Education

Scholars: Teachers Face Less Protection for Job-Related Speech

By Mark Walsh — November 21, 2008 2 min read
  • Save to favorites
  • Print

San Antonio—On-the-job speech by teachers and other public school employees is getting less protection in the courts.

That’s the conclusion of two scholars presenting here at the annual meeting of the Education Law Association. The Dayton, Ohio-based group is made up of K-12 educators, school lawyers, and many professors who teach school law as part of educational leadership programs.

Richard T. Geisel, an assistant professor of educational leadership at Grand Valley State University in Grand Rapids, Mich.; and Brenda R. Kallio, an associate professor in that discipline at the University of North Dakota in Grand Forks, analyzed recent federal cases involving adverse job actions against public school employees based on their speech.

The key development is a 2006 decision by the U.S. Supreme Court in Garcetti v. Ceballos, a case arising out of a prosecutor’s office in which the justices ruled that speech by public employees “pursuant to their official duties” is not protected by the First Amendment.

A number of federal appeals courts have applied the ruling to school employee cases, despite some uncertainty caused by language in Justice Anthony M. Kennedy’s majority opinion in Garcetti suggesting that the high court might view a employee speech case related to “scholarship or teaching” differently.

“Regardless of dicta in Justice Kennedy’s opinion, Garcetti is being applied to school cases,” Geisel said in his presentation here on Nov. 20.

Geisel and Kallio found that since Garcetti was decided, six separate federal appeals courts have applied Garcetti to public school speech cases, usually to rule that the speech was unprotected.

For example, the U.S. Court of Appeals for the 10th Circuit, in Denver, ruled against a school superintendent who complained to her school board and the federal government about irregularities in a Head Start program was not engaged in protected speech. The court held in Casey v.
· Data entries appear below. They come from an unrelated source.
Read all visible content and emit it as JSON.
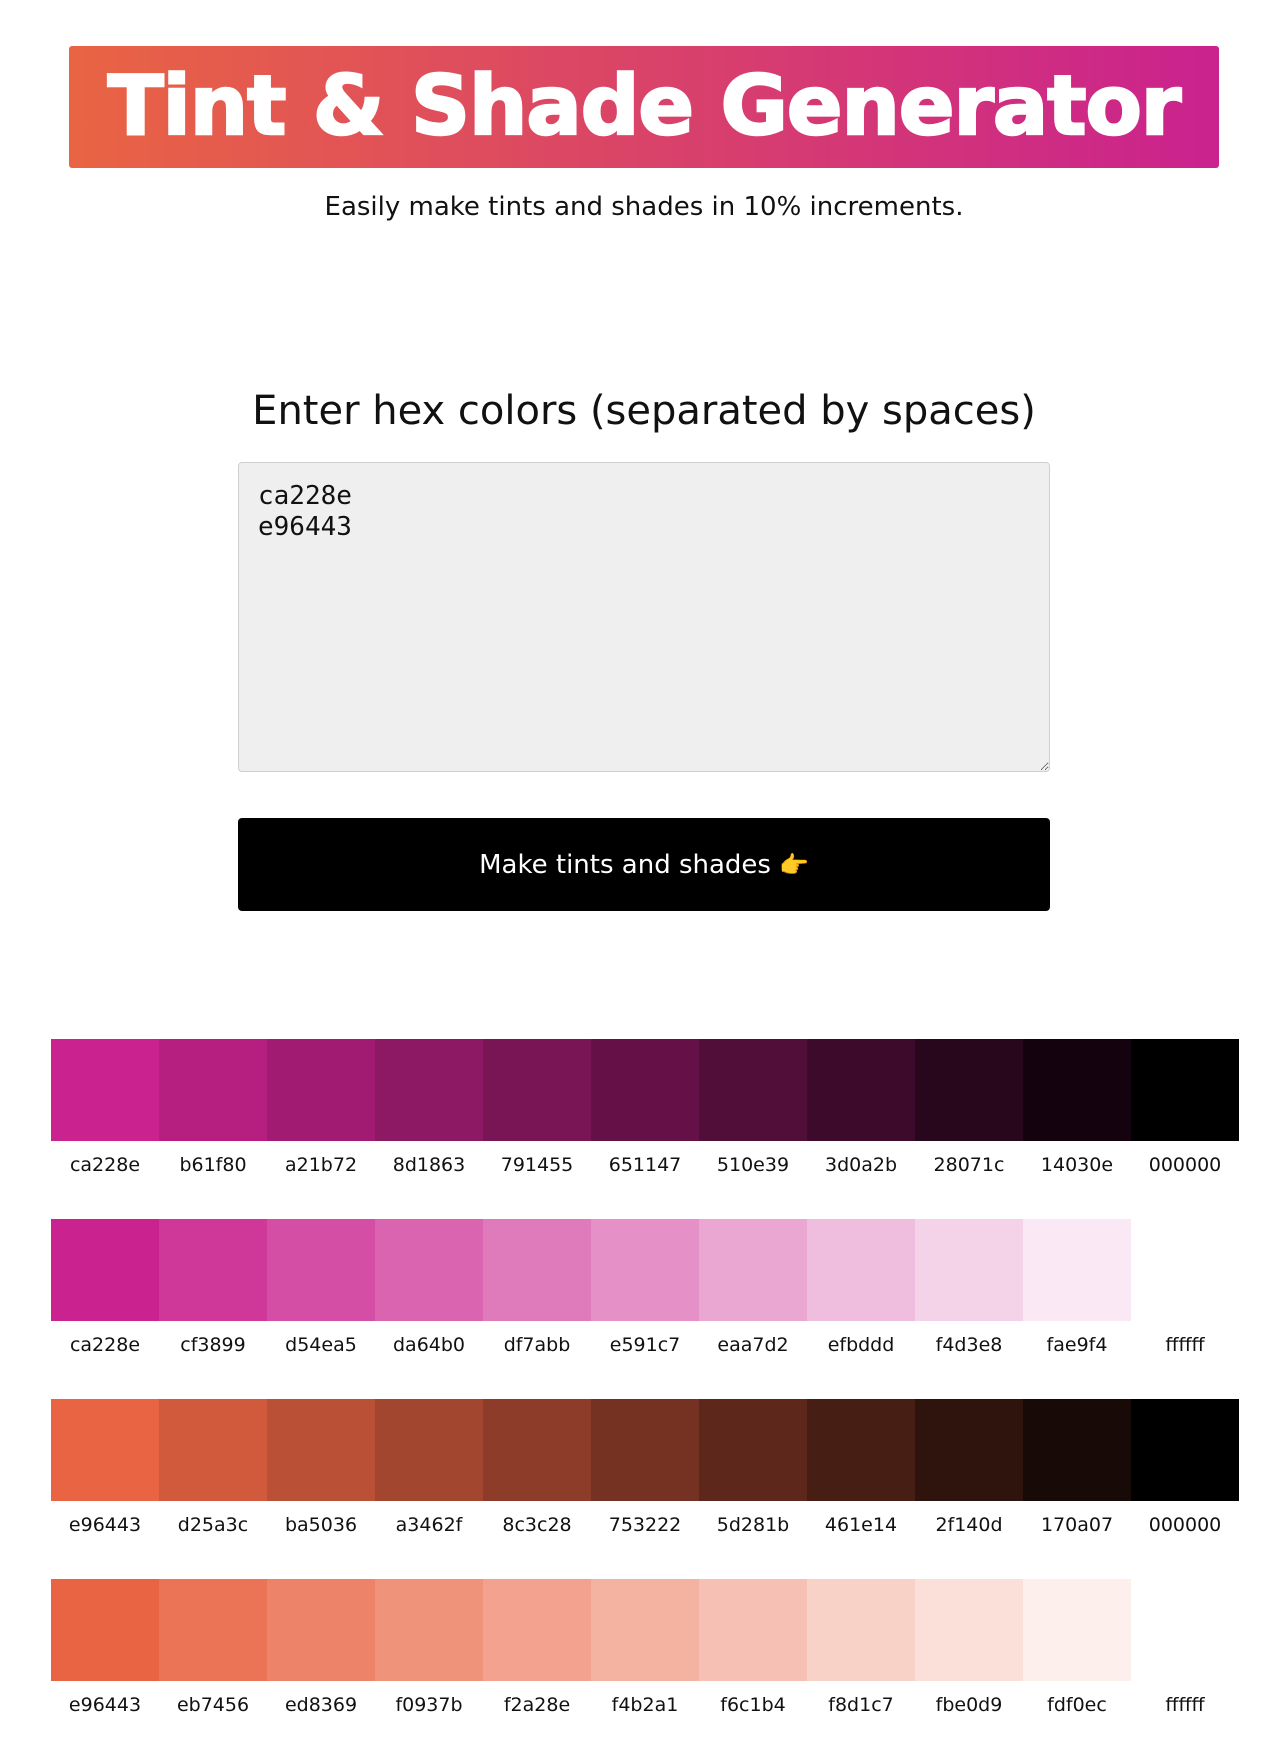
{
  "header": {
    "title": "Tint & Shade Generator",
    "subtitle": "Easily make tints and shades in 10% increments."
  },
  "form": {
    "prompt": "Enter hex colors (separated by spaces)",
    "input_value": "ca228e\ne96443",
    "button_label": "Make tints and shades",
    "button_emoji": "👉"
  },
  "colors": {
    "gradient_start": "#e96443",
    "gradient_end": "#ca228e"
  },
  "palettes": [
    {
      "kind": "shades",
      "base": "ca228e",
      "swatches": [
        "ca228e",
        "b61f80",
        "a21b72",
        "8d1863",
        "791455",
        "651147",
        "510e39",
        "3d0a2b",
        "28071c",
        "14030e",
        "000000"
      ]
    },
    {
      "kind": "tints",
      "base": "ca228e",
      "swatches": [
        "ca228e",
        "cf3899",
        "d54ea5",
        "da64b0",
        "df7abb",
        "e591c7",
        "eaa7d2",
        "efbddd",
        "f4d3e8",
        "fae9f4",
        "ffffff"
      ]
    },
    {
      "kind": "shades",
      "base": "e96443",
      "swatches": [
        "e96443",
        "d25a3c",
        "ba5036",
        "a3462f",
        "8c3c28",
        "753222",
        "5d281b",
        "461e14",
        "2f140d",
        "170a07",
        "000000"
      ]
    },
    {
      "kind": "tints",
      "base": "e96443",
      "swatches": [
        "e96443",
        "eb7456",
        "ed8369",
        "f0937b",
        "f2a28e",
        "f4b2a1",
        "f6c1b4",
        "f8d1c7",
        "fbe0d9",
        "fdf0ec",
        "ffffff"
      ]
    }
  ]
}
West Las Vegas Independent School District that the speech by the superintendent, who was demoted and later dismissed, was related to her job and thus fell under the standard of Garcetti.

Geisel and Kallio noted that two other federal circuit courts have declined to apply Garcetti in the educational context.

In their paper, the two scholars say it may be premature to characterize the full impact of Garcetti on education, but “one must acknowledge that Garcetti has already made a substantial impact on the analysis many of the federal circuits engage in when reviewing such cases.”

UPDATE: Geisel e-mailed me to point out that in the Casey case in the 10th Circuit, the court did allow the superintendent’s retaliation case to move forward based on a separate communication she had with the state attorney general about alleged open-meetings law violations by her board. Geisel had mentioned this in his presentation, and I failed to note it in my post above.

A version of this news article first appeared in The School Law Blog.